How GenAI risks are changing E&O insurance
25 November, 2025 | 3 minute read
GenAI now touches multiple lines, and that's forcing hard choices across the Errors & Omissions market. The core challenge: carriers need to address AI risk without taking on open-ended exposure.
Some have gone blunt. "Absolute AI Exclusions" are being added to policies, cutting out any claim involving the use, development, or deployment of AI. Berkley, for example, has applied this approach on D&O, E&O, and Fiduciary Liability. Others are moving in the opposite direction-offering targeted coverage based on how well an insured governs AI.
Why classic E&O struggles with GenAI
Traditional E&O was built for human mistakes. GenAI introduces algorithmic failure, scale, and speed-categories that spill beyond a single professional and into systems risk.
A recent Lloyd's Market Association report highlights the fault lines and where disputes may arise, especially around causation and aggregation. You can find the LMA here: Lloyd's Market Association.
Key risk themes to watch
- Hallucinations: Professionals relying on GenAI outputs risk giving incorrect advice. If that reliance is unreasonable or undocumented, liability follows.
- Confidentiality and data handling: Feeding client information into public models can breach confidentiality and data protection duties, triggering regulatory action and civil claims.
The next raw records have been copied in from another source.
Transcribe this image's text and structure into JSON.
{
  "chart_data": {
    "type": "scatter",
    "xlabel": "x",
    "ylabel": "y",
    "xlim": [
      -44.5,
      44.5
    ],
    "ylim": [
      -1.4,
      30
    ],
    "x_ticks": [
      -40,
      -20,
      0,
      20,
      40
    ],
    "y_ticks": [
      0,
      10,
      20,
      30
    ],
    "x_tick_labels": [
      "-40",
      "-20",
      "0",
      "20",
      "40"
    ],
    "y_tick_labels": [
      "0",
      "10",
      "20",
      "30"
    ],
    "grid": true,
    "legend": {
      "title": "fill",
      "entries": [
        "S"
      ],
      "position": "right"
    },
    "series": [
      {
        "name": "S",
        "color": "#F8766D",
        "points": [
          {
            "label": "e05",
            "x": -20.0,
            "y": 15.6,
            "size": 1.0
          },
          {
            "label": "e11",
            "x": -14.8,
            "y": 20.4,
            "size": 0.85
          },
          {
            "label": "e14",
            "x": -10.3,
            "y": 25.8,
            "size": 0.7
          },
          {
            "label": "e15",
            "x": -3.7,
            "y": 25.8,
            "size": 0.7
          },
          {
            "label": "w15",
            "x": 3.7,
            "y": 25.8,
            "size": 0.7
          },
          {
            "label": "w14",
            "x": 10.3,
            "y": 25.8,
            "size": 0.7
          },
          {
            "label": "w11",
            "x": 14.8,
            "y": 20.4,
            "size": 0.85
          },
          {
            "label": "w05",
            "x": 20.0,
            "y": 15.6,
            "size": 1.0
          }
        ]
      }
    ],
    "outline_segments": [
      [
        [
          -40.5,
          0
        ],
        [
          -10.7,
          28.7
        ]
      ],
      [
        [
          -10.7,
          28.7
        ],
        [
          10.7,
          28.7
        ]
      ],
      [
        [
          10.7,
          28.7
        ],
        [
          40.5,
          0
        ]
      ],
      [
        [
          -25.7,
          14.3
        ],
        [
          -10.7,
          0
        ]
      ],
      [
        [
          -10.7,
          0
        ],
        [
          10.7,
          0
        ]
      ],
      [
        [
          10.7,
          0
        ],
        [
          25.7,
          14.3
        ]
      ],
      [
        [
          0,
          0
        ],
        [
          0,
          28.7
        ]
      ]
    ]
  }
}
- Systemic risk and aggregation: Repeated errors from a shared AI tool look less like a one-off professional misstep and more like a software issue. That pushes losses toward IT/cyber coverage and creates tough calls under aggregation and series clauses.
How products are shifting
The market response splits into three tracks. First, broad exclusions remove AI entirely. Second, endorsements bring AI back in under tightly defined conditions (e.g., documented controls, human review, approved vendors). Third, standalone AI liability products aim to price and ring-fence these exposures.
The goal is clarity: define responsibility between insured and insurer, and align coverage with how AI is actually used and controlled inside the firm.
Pricing and wording: where this is heading next
Expect clearer policy language around AI usage, data flows, and systemic triggers. Pricing will lean more on governance quality than on sector averages.
Carriers will model platform-level failures that could spark many claims at once and refine aggregation wording to keep exposure within intended limits.
What insured firms can do now to secure better terms
Underwriters are moving past "Do you use AI?" to "How do you control it?" Strong governance will lower friction on placement, pricing, and coverage scope.
- Map where GenAI is used across the business, who owns it, and the purpose for each use case.
- Adopt clear acceptable use policies for staff and third parties; log approvals for new AI tools.
- Train teams on prompt discipline, data sensitivity, and model limitations; refresh training quarterly. For structured upskilling, see AI courses for teams.
- Keep sensitive data out of public models; use approved environments with access controls and audit trails.
- Implement human-in-the-loop reviews for client-facing outputs; record who reviewed and what changed.
- Vet vendors: security posture, indemnities, service levels, and incident notification timelines.
- Monitor and test models for drift, bias, and error rates; set thresholds that trigger escalation.
- Run incident response playbooks for AI-related errors, data leaks, and takedown requests.
- Document everything-controls, workflows, approvals, and exceptions. This is what underwriters will want to see.
- Coordinate coverage across E&O, cyber, tech E&O, and media liability to reduce gaps and disputes.
What carriers and brokers should lock in
Distribution and claims teams need a consistent view of AI risk to avoid surprises at FNOL or during aggregation analysis.
- Standardize AI underwriting questionnaires by segment and exposure type (professional advice, software, data, media).
- Link rating factors to control maturity: data governance, model oversight, vendor management, and auditability.
- Offer a menu of endorsements that restore cover under defined conditions; state triggers and carve-backs plainly.
- Clarify boundaries across lines (E&O vs. cyber/IT) to reduce gray areas on systemic incidents.
- Strengthen aggregation and series wording for AI-driven repeat errors and platform outages.
- Align claims protocols for AI incidents, including evidence standards for human review and vendor fault.
- Update reinsurance terms and event definitions to reflect model-wide or platform-level failures.
Bottom line
GenAI pressure-tests classic E&O assumptions. Firms that can prove disciplined governance will win on price, clarity, and resilience.
For everyone else, exclusions and disputes will fill the gap. The fix is straightforward: show your controls, document your process, and make it easy for the underwriter to say yes.